Una situazione che si traduce nei fatti nella riduzione dei diritti (assenza di minimi salariali, minori indennità e contributi previdenziali, scarsissima tutela della malattia) e nella totale incertezza di proseguire il proprio lavoro. Alcuni contratti firmati, infatti, non superano la durata di un giorno, per poco più di 4 euro netti all’ora!

A pesare sull’immagine di uno degli Istituti di sondaggi più noti in Italia, che riceve commesse da Enti pubblici e da autorevoli quotidiani nazionali, è anche un’altra grave accusa: quasi tutti i lavoratori che hanno svolto prestazioni di lavoro presso l’Ipr marketing di Pozzuoli, anche per brevi periodi di tempo, lamentano notevoli ritardi nei pagamenti, che in alcuni casi sarebbero avvenuti anche dopo 12 mesi. Al momento sarebbero decine gli operatori call-canter che vantano crediti nei confronti dell’azienda. Un intollerabile trasferimento ai danni di altri del normale rischio di azienda, oltre che un inadempimento contrattuale.

                “La proprietà dell’Ipr si è finora rifiutata di individuare con le parti sociali percorsi di stabilizzazione di questi lavoratori e le opportunità offerte in tal senso dalla legge finanziaria fino al 30 aprile non sono state utilizzate. Un occasione perduta per dare stabilità ai lavoratori in modo concertativo’ – dichiara inoltre Dario Chiocca, responsabile territoriale di Nidil. ‘Da parte nostra restiamo disponibili al confronto, anche dopo un eventuale accertamento della subordinazione da parte degli Organi ispettivi.

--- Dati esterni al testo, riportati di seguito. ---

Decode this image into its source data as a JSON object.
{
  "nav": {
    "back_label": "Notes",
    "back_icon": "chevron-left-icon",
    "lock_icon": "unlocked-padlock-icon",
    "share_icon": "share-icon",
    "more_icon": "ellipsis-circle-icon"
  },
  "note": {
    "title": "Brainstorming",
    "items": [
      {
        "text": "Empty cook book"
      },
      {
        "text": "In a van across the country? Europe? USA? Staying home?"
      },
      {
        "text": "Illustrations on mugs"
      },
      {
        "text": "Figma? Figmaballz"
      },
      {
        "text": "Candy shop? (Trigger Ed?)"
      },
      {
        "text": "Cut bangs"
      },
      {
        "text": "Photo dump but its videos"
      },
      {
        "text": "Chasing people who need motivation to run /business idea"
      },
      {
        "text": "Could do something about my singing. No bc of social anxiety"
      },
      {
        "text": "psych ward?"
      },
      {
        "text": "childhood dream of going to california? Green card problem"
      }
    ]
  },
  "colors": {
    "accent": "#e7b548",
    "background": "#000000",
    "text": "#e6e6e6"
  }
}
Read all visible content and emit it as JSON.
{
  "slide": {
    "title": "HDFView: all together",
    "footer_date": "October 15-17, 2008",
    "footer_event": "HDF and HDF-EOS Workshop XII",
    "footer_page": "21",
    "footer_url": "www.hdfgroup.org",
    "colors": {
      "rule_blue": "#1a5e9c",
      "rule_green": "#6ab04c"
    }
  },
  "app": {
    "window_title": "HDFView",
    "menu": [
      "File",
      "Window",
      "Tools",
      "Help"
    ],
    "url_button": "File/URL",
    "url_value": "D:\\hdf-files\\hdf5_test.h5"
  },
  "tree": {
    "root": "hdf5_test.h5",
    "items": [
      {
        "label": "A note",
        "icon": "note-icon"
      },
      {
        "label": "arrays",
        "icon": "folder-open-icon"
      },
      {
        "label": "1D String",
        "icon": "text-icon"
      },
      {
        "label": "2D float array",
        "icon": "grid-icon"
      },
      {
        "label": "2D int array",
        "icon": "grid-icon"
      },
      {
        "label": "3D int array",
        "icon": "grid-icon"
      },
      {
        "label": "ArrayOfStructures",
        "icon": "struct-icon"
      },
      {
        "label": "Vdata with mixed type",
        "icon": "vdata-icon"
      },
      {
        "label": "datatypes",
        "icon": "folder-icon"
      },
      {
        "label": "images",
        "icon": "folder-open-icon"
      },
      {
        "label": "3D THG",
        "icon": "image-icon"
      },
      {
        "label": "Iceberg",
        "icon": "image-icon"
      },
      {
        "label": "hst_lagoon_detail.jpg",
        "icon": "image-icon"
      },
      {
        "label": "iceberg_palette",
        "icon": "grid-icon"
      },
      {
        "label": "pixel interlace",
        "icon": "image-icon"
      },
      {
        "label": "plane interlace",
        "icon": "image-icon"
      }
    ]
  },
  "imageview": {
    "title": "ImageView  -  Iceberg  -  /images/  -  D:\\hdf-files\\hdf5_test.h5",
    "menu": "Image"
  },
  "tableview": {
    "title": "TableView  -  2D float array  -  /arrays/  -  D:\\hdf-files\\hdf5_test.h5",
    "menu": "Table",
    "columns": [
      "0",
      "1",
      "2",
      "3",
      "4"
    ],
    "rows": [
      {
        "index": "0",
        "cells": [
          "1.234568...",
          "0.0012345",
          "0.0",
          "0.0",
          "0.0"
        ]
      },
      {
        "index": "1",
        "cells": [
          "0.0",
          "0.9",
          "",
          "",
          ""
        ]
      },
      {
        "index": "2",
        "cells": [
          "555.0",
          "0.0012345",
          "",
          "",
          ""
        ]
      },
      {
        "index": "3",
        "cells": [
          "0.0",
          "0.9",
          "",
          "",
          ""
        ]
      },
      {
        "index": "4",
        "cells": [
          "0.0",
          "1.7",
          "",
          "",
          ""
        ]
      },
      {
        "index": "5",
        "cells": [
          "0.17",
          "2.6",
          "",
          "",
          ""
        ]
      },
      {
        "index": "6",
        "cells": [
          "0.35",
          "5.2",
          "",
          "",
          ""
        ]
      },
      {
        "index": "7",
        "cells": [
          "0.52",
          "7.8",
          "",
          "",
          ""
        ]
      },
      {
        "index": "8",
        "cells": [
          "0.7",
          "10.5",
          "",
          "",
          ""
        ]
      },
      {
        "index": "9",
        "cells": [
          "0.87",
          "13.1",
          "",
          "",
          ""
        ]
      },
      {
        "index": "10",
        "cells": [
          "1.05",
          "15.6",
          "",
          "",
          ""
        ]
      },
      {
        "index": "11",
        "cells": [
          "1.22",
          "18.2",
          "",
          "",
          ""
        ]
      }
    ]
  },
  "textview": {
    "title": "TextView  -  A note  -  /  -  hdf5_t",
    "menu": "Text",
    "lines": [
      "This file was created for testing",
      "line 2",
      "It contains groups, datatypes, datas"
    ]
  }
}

L’Ipr Marketing non è certamente la sola realtà di Call-center sul territorio interessata dal fenomeno delle false collaborazioni. Il sindacato dei lavoratori atipici insiste nella sempre maggiore presa di coscienza dei giovani e dei potenziali lavoratori nel settore residenti nell’area flegrea, che ormai non sembrano più così disposti ad accettare lavoro sottopagato e inganni legislativi da parte delle aziende insediatesi negli ultimi anni a Pozzuoli. 

Il nostro obbiettivo – conclude la nota sindacale – è ora quello di far crescere la solidarietà attiva tra la cittadinanza e il sostegno da parte delle forze sociali e politiche alle ragioni dei lavoratori, contro qualsiasi ipotesi di ulteriori abusi o ritorsioni nei loro confronti. Quella dell’Ipr deve essere solo la prima vertenza tra i call center presenti sul territorio, dove non si rispettano le norme e i diritti.   

 

   

2 Risposte to “All’Ipr Marketing di Pozzuoli vengono lesi i diritti dei lavoratori. Un comunicato stampa della Nidil Cgil Area Flegrea”

  1. Diceva di chiamarsi Maria… (4) | Kelebek Blog Says:

    […] la discarica, il telefonista-telepanelista cammina su di un filo, con l’angoscia di caderci dentro in ogni istante. C’è un uomo là in alto, cosa fa? Cammina su di un filo… […]

  2. Franco Says:

    Ancora oggi vengono lesi i diritti dei lavoratori.
    Questa società è pessima, la sconsiglio a chiunque!! Pagamenti, se ricevuti, con ritardi mostruosi e solo sotto settimane di pressing telefonico!
    Per non parlare degli impiegati che praticamente vivono li’ dentro come dei schiavetti e quando poni loro qualche domanda, essendo praticamente distrutti di lavoro, riesco a malapena a capire.
    Pessima società, e mi auguro che quanto prima qualcuno indaghi sulla poca serietà, lo sfruttamento lavorativo e la mancanza di serietà del piccolo signor Noto, possa dar lui quello che merita.
    A lui e a tutte le società e gli imprenditori tristi che schiavizzano i propri dipendenti facenodi forti sulla attuale, pessima, situazione lavorativa Italiana.